The carnival parade, which began at Mott Avenue and B21st. Street, ended at 1627 Seagirt Blvd., featuring a number of superstars of soca and reggae music, such as Denise Belfon; Beniton, aka Jack Frostt; DJ Cheem; Ajala; General Grant; and DJ Koopkat.
“We’re going to have a show that allows you to come and go at anytime during the day,” said Sanders at the pre-parade breakfast at 1047 Beach 21st Street. “We’ll be having a ball up-here.”
Jamaican Marcia O’Brien, president of the Rosedale Civic Association in Queens, said she was attending the carnival for the second time.
“It’s pretty exciting, absolutely”, she said as soca music blared from a float. “This is amazing. It has been growing tremendously.”
Lynette Barfield, a life-long resident of Far Rockaway, said she has attended all the Caribbean Carnival Parades on the peninsula to date.
“I’m proud that this will be a great legacy for Sen.
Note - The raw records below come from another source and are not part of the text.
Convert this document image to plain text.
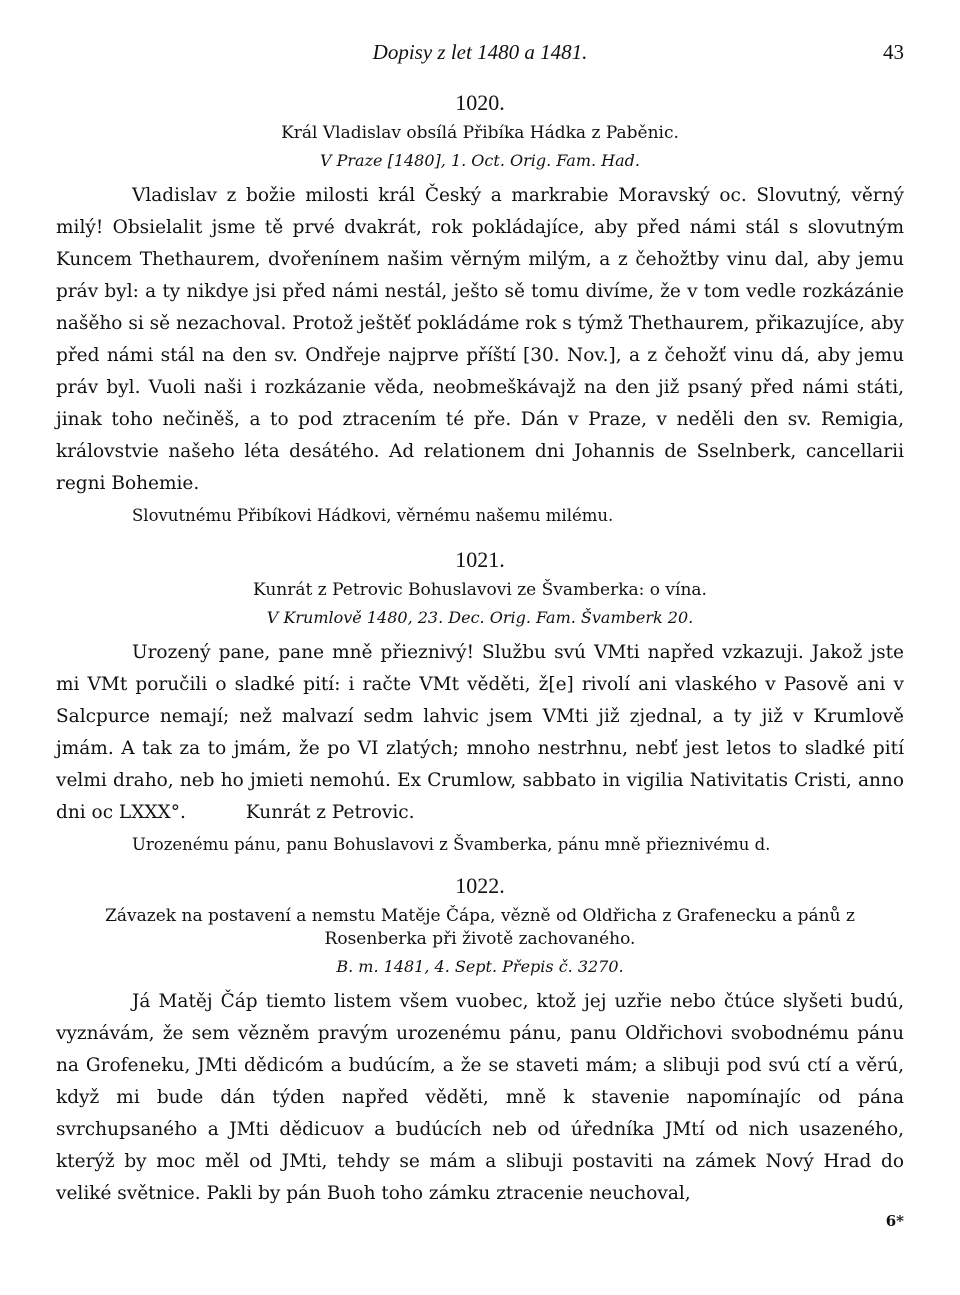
Dopisy z let 1480 a 1481.	43
1020.
Král Vladislav obsílá Přibíka Hádka z Paběnic.
V Praze [1480], 1. Oct. Orig. Fam. Had.

Vladislav z božie milosti král Český a markrabie Moravský oc. Slovutný, věrný milý! Obsielalit jsme tě prvé dvakrát, rok pokládajíce, aby před námi stál s slovutným Kuncem Thethaurem, dvořenínem našim věrným milým, a z čehožtby vinu dal, aby jemu práv byl: a ty nikdye jsi před námi nestál, ješto sě tomu divíme, že v tom vedle rozkázánie našěho si sě nezachoval. Protož ještěť pokládáme rok s týmž Thethaurem, přikazujíce, aby před námi stál na den sv. Ondřeje najprve příští [30. Nov.], a z čehožť vinu dá, aby jemu práv byl. Vuoli naši i rozkázanie věda, neobmeškávajž na den již psaný před námi státi, jinak toho nečiněš, a to pod ztracením té pře. Dán v Praze, v neděli den sv. Remigia, královstvie našeho léta desátého. Ad relationem dni Johannis de Sselnberk, cancellarii regni Bohemie.

Slovutnému Přibíkovi Hádkovi, věrnému našemu milému.
1021.
Kunrát z Petrovic Bohuslavovi ze Švamberka: o vína.
V Krumlově 1480, 23. Dec. Orig. Fam. Švamberk 20.

Urozený pane, pane mně přieznivý! Službu svú VMti napřed vzkazuji. Jakož jste mi VMt poručili o sladké pití: i račte VMt věděti, ž[e] rivolí ani vlaského v Pasově ani v Salcpurce nemají; než malvazí sedm lahvic jsem VMti již zjednal, a ty již v Krumlově jmám. A tak za to jmám, že po VI zlatých; mnoho nestrhnu, nebť jest letos to sladké pití velmi draho, neb ho jmieti nemohú. Ex Crumlow, sabbato in vigilia Nativitatis Cristi, anno dni oc LXXX°.	Kunrát z Petrovic.

Urozenému pánu, panu Bohuslavovi z Švamberka, pánu mně přieznivému d.
1022.
Závazek na postavení a nemstu Matěje Čápa, vězně od Oldřicha z Grafenecku a pánů z Rosenberka při životě zachovaného.
B. m. 1481, 4. Sept. Přepis č. 3270.

Já Matěj Čáp tiemto listem všem vuobec, ktož jej uzřie nebo čtúce slyšeti budú, vyznávám, že sem vězněm pravým urozenému pánu, panu Oldřichovi svobodnému pánu na Grofeneku, JMti dědicóm a budúcím, a že se staveti mám; a slibuji pod svú ctí a věrú, když mi bude dán týden napřed věděti, mně k stavenie napomínajíc od pána svrchupsaného a JMti dědicuov a budúcích neb od úředníka JMtí od nich usazeného, kterýž by moc měl od JMti, tehdy se mám a slibuji postaviti na zámek Nový Hrad do veliké světnice. Pakli by pán Buoh toho zámku ztracenie neuchoval,

6*
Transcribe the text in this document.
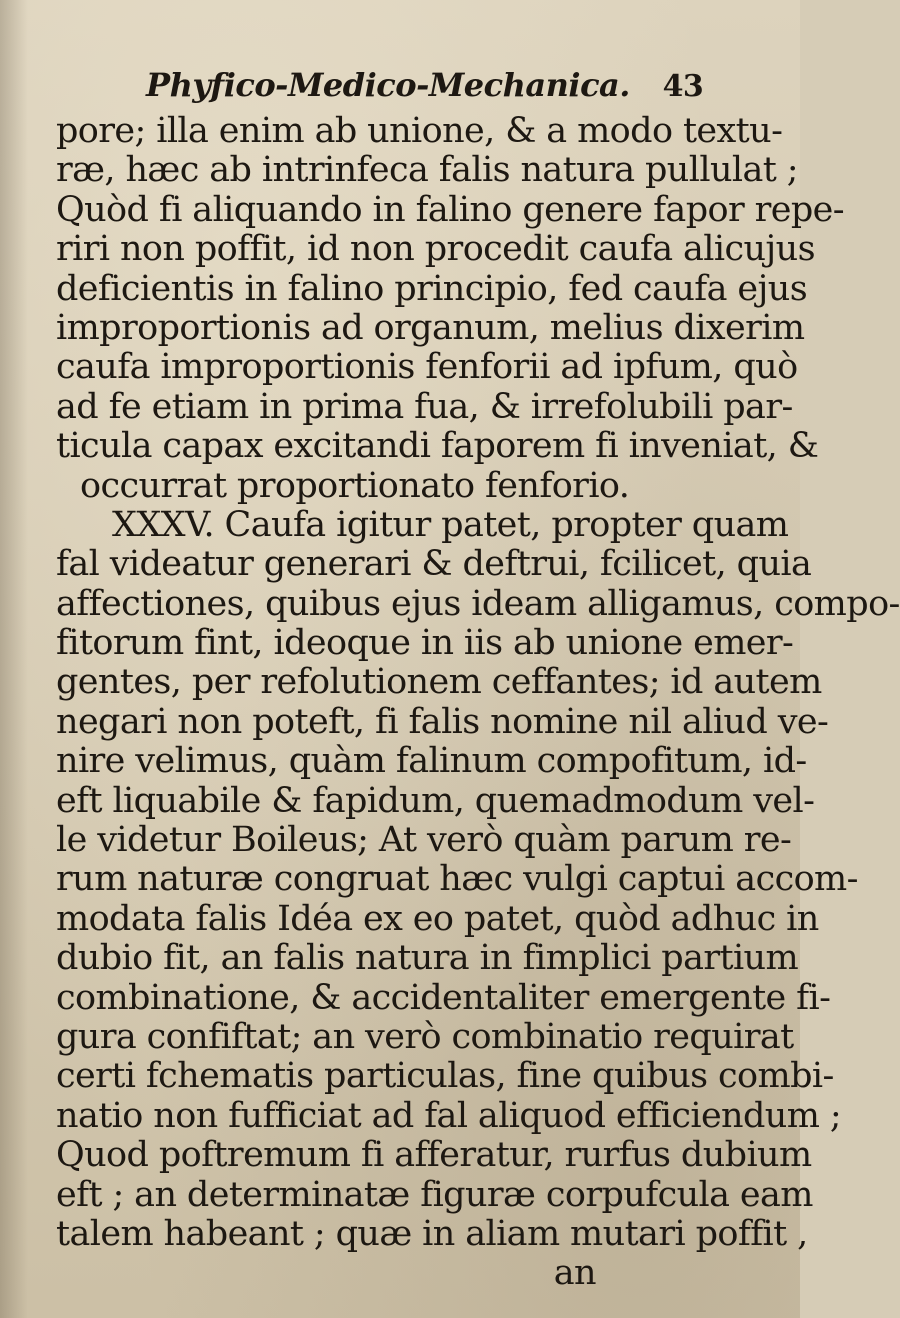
Phyfico-Medico-Mechanica. 43
pore; illa enim ab unione, & a modo textu-
ræ, hæc ab intrinfeca falis natura pullulat ;
Quòd fi aliquando in falino genere fapor repe-
riri non poffit, id non procedit caufa alicujus
deficientis in falino principio, fed caufa ejus
improportionis ad organum, melius dixerim
caufa improportionis fenforii ad ipfum, quò
ad fe etiam in prima fua, & irrefolubili par-
ticula capax excitandi faporem fi inveniat, &
occurrat proportionato fenforio.
XXXV. Caufa igitur patet, propter quam
fal videatur generari & deftrui, fcilicet, quia
affectiones, quibus ejus ideam alligamus, compo-
fitorum fint, ideoque in iis ab unione emer-
gentes, per refolutionem ceffantes; id autem
negari non poteft, fi falis nomine nil aliud ve-
nire velimus, quàm falinum compofitum, id-
eft liquabile & fapidum, quemadmodum vel-
le videtur Boileus; At verò quàm parum re-
rum naturæ congruat hæc vulgi captui accom-
modata falis Idéa ex eo patet, quòd adhuc in
dubio fit, an falis natura in fimplici partium
combinatione, & accidentaliter emergente fi-
gura confiftat; an verò combinatio requirat
certi fchematis particulas, fine quibus combi-
natio non fufficiat ad fal aliquod efficiendum ;
Quod poftremum fi afferatur, rurfus dubium
eft ; an determinatæ figuræ corpufcula eam
talem habeant ; quæ in aliam mutari poffit ,
an
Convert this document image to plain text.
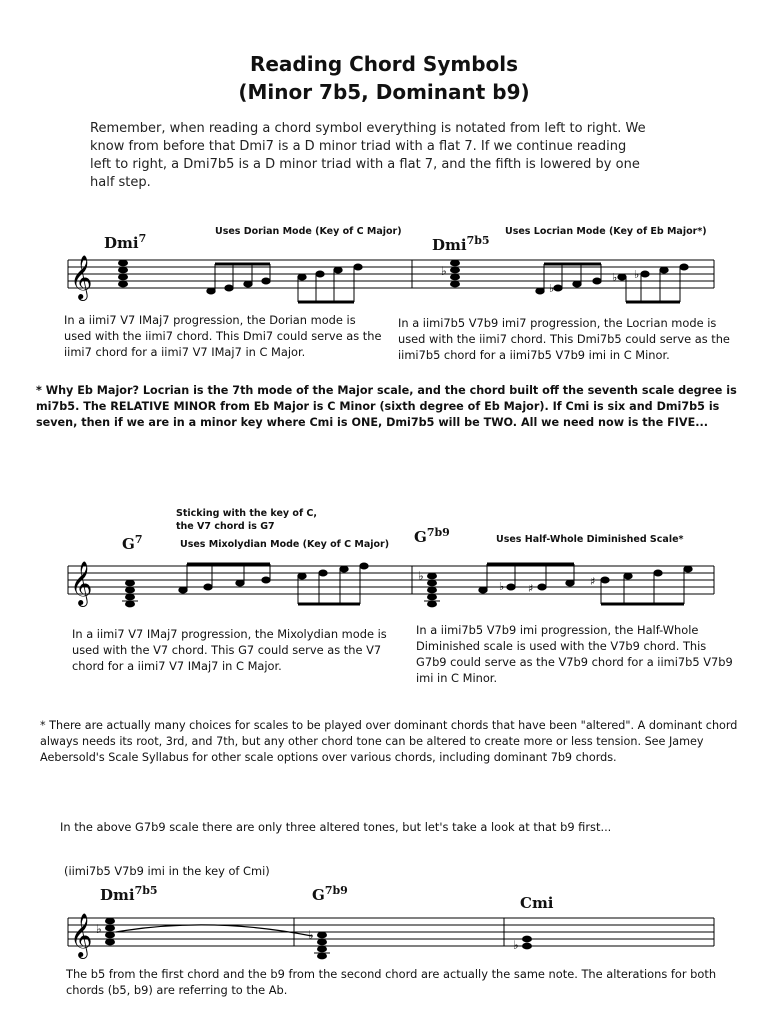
Reading Chord Symbols
(Minor 7b5, Dominant b9)
Remember, when reading a chord symbol everything is notated from left to right. We know from before that Dmi7 is a D minor triad with a flat 7. If we continue reading left to right, a Dmi7b5 is a D minor triad with a flat 7, and the fifth is lowered by one half step.
Dmi$^7$
Uses Dorian Mode (Key of C Major)
Dmi$^{7b5}$
Uses Locrian Mode (Key of Eb Major*)
𝄞	♭
♭
♭ ♭
In a iimi7 V7 IMaj7 progression, the Dorian mode is used with the iimi7 chord. This Dmi7 could serve as the iimi7 chord for a iimi7 V7 IMaj7 in C Major.
In a iimi7b5 V7b9 imi7 progression, the Locrian mode is used with the iimi7 chord. This Dmi7b5 could serve as the iimi7b5 chord for a iimi7b5 V7b9 imi in C Minor.
* Why Eb Major? Locrian is the 7th mode of the Major scale, and the chord built off the seventh scale degree is mi7b5. The RELATIVE MINOR from Eb Major is C Minor (sixth degree of Eb Major). If Cmi is six and Dmi7b5 is seven, then if we are in a minor key where Cmi is ONE, Dmi7b5 will be TWO. All we need now is the FIVE...
Sticking with the key of C,
the V7 chord is G7
$G^7$	Uses Mixolydian Mode (Key of C Major) $G^{7b9}$
Uses Half-Whole Diminished Scale*
𝄞	♭
♭ ♯
♯
In a iimi7 V7 IMaj7 progression, the Mixolydian mode is used with the V7 chord. This G7 could serve as the V7 chord for a iimi7 V7 IMaj7 in C Major.
In a iimi7b5 V7b9 imi progression, the Half-Whole Diminished scale is used with the V7b9 chord. This G7b9 could serve as the V7b9 chord for a iimi7b5 V7b9 imi in C Minor.
* There are actually many choices for scales to be played over dominant chords that have been "altered". A dominant chord always needs its root, 3rd, and 7th, but any other chord tone can be altered to create more or less tension. See Jamey Aebersold's Scale Syllabus for other scale options over various chords, including dominant 7b9 chords.
In the above G7b9 scale there are only three altered tones, but let's take a look at that b9 first...
(iimi7b5 V7b9 imi in the key of Cmi)
Dmi$^{7b5}$	$G^{7b9}$
Cmi
𝄞 ♭	♭
♭
The b5 from the first chord and the b9 from the second chord are actually the same note. The alterations for both chords (b5, b9) are referring to the Ab.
Sanders,” she said. “This is a significant undertaking that will leave a tremendous legacy for this community for years to come.
“It’s a great event for the community to come together,” she added.
Stacey Clarke-Wallace, who resides in Laurelton, Queens, attended the parade for the first time.
“When I came from Jamaica (in 1989), this (Far Rockaway) is where I came,” she disclosed.
“It’s great,” she added about the parade. “It brings the community together.”
Caribbean American Renee Hastick-Motes, vice president of External Affairs for Episcopal Health Services at St. John’s Episcopal Hospital, the only hospital on the Rockaway Peninsula, said her hospital was one of the sponsors of the carnival.
“When we celebrate Caribbean culture, it’s a great thing,” said the daughter of the late Dr. Roy Hastick, the Grenadian-born founder and former president of the Brooklyn-based Caribbean American Chamber of Commerce and Industry (CACCI).
“The Caribbean community plays a great part in the City of New York,” added Hastick-Motes. “We will have never missed the opportunity to represent all the Caribbean members in our health system.”
In portraying a 40-lb costume, “The Phoenix”, Mark Walters, originally from Jamaica, said he felt “really good.”
“It’s my second time doing this,” he said. “I feel bigger than ever with my wings.
“Everybody needs to come out every year, so people can see what we’re doing in Far Rockaway,” Walters urged.
Trinidadian Tanya Bynoe, another Far Rockaway resident, carried a small costume, with Trinidadian and Jamaican flags affixed. Her husband is from Jamaica.
“I love it,” she exclaimed. “I haven’t missed a carnival since they started.”
Ingrid Andrews-Campbell, the Vincentian-born district governor of Lions Club 21 K1, which encompasses Brooklyn and Queens, journeyed from her Brooklyn residence to participate, with her fellow Lions, in the parade.
“Great!” she said in describing the carnival, disclosing that the Lions Club has been working with Sen. Sanders “for a while.”
Andrews-Campbell said there are two Lions Clubs in Far Rockaway – Alberne and Far Rockaway Lions Club.
She said the Lions will be conducting a diabetes seminar in Far Rockaway on Nov. 12.
After posing with the Lions, Sanders and Lander, Williams said he was attending the carnival parade for the second time.
“It’s a Caribbean thing,” he said. “I’ll be jumping up and having some fun. It’s a celebration, and I’m enjoying our culture.”